How would you know that your cesspool is failing, or has failed? What signs should you look for? We have listed a few situations that may signify septic system failure.
1. When you experience problems with your drains especially during rainy days or when the ground is wet.
2. If sewage backs up into your house.
3. If there is a need to pump your system more frequently than every few years or so.
4. If the area around your cesspool is wet, even in the absence of rain.
5. If the drains empty slowly for reasons aside from clogged pipes.
Failing cesspools cannot treat and dispose of sewage in safe manner and may lead to noxious bacteria entering nearby wells and surface water. Why do cesspool systems fail? Here, we have listed the major factors that cause failure of such systems.
Poor Maintenance. Obviously, any material or major appliance would eventually fail if it lacked proper care and maintenance and the same goes with cesspools. Proper cesspool maintenance should always include routine checkups and regular pumping.

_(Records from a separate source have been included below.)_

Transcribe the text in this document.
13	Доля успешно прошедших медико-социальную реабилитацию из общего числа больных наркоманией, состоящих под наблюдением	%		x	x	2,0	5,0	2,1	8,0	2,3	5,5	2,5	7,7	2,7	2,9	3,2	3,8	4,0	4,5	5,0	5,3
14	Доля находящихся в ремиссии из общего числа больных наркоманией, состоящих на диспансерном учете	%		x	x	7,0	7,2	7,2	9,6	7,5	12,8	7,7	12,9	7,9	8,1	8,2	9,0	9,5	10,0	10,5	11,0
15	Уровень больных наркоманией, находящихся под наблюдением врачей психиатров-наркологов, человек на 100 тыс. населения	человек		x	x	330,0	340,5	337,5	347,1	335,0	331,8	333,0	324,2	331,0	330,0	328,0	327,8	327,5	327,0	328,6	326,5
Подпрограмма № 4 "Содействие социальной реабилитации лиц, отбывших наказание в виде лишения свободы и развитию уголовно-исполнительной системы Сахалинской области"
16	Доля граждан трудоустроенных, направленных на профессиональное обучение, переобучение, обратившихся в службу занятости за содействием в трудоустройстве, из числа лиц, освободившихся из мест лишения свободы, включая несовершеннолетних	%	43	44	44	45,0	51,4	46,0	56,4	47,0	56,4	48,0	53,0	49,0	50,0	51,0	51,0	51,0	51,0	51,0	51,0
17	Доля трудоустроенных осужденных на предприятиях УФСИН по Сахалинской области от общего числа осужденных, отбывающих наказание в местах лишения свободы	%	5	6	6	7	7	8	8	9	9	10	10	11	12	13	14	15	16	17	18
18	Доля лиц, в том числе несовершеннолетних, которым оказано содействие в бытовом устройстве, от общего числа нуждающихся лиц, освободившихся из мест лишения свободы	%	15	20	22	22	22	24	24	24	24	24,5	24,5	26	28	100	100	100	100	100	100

Ideally, the cesspool needs to be pumped at least every 1 to 3 years depending on the number of people in the household and the amount of waste that goes into the tank. If a garbage disposal unit is present in your home, it requires septic tank pumping more frequently. Proper system maintenance also includes avoiding chemical and non biodegradable materials from flushing down the toilet drain. These materials include, but are not limited to, disposable diapers, sanitary napkins, medication, cigarette butts, plastics, etc. Chemicals may kill the bacteria in the septic tank that are necessary in digestion of scum/biosolids, while those non biodegradable materials may cause clogging in the baffles. Basically, if you did not, would not and could not eat it, then it should not be in the septic tank.
1. Excessive Use of Water. Overloading the system with water more than it can handle/absorb can cause trouble with the cesspool system. In the construction and design of the system, a specific wastewater flow has been considered and in the event that this flow rate is exceeded, the excess water backs up in the surfaces in the yard or into the house. The excessive use of water may result from a leaky or dripping faucet, and additional number of people in the house using the water.
2. Poor cesspool System Design and Installation. Adequate space and the right kind of soil are the main factors in designing and installation of the cesspool system. The space requirements depend on the amount of sewage flowing into the system and conditions of the drain field. The soil is the most essential part of the septic system when it comes to treating and dispersing the treated sewage. Even if a system was designed properly, if the soil cannot handle the wastewater flow rate, it may still lead to problems in the system. Failure to properly design the septic system may eventually lead to failure of the whole system.
It is important to report your problems to your local environment health department and request for evaluation when you see hints of cesspool system failure. Fixing the problem as soon as possible may help save the life of your cesspool system and take a major bite out of potential replacement costs.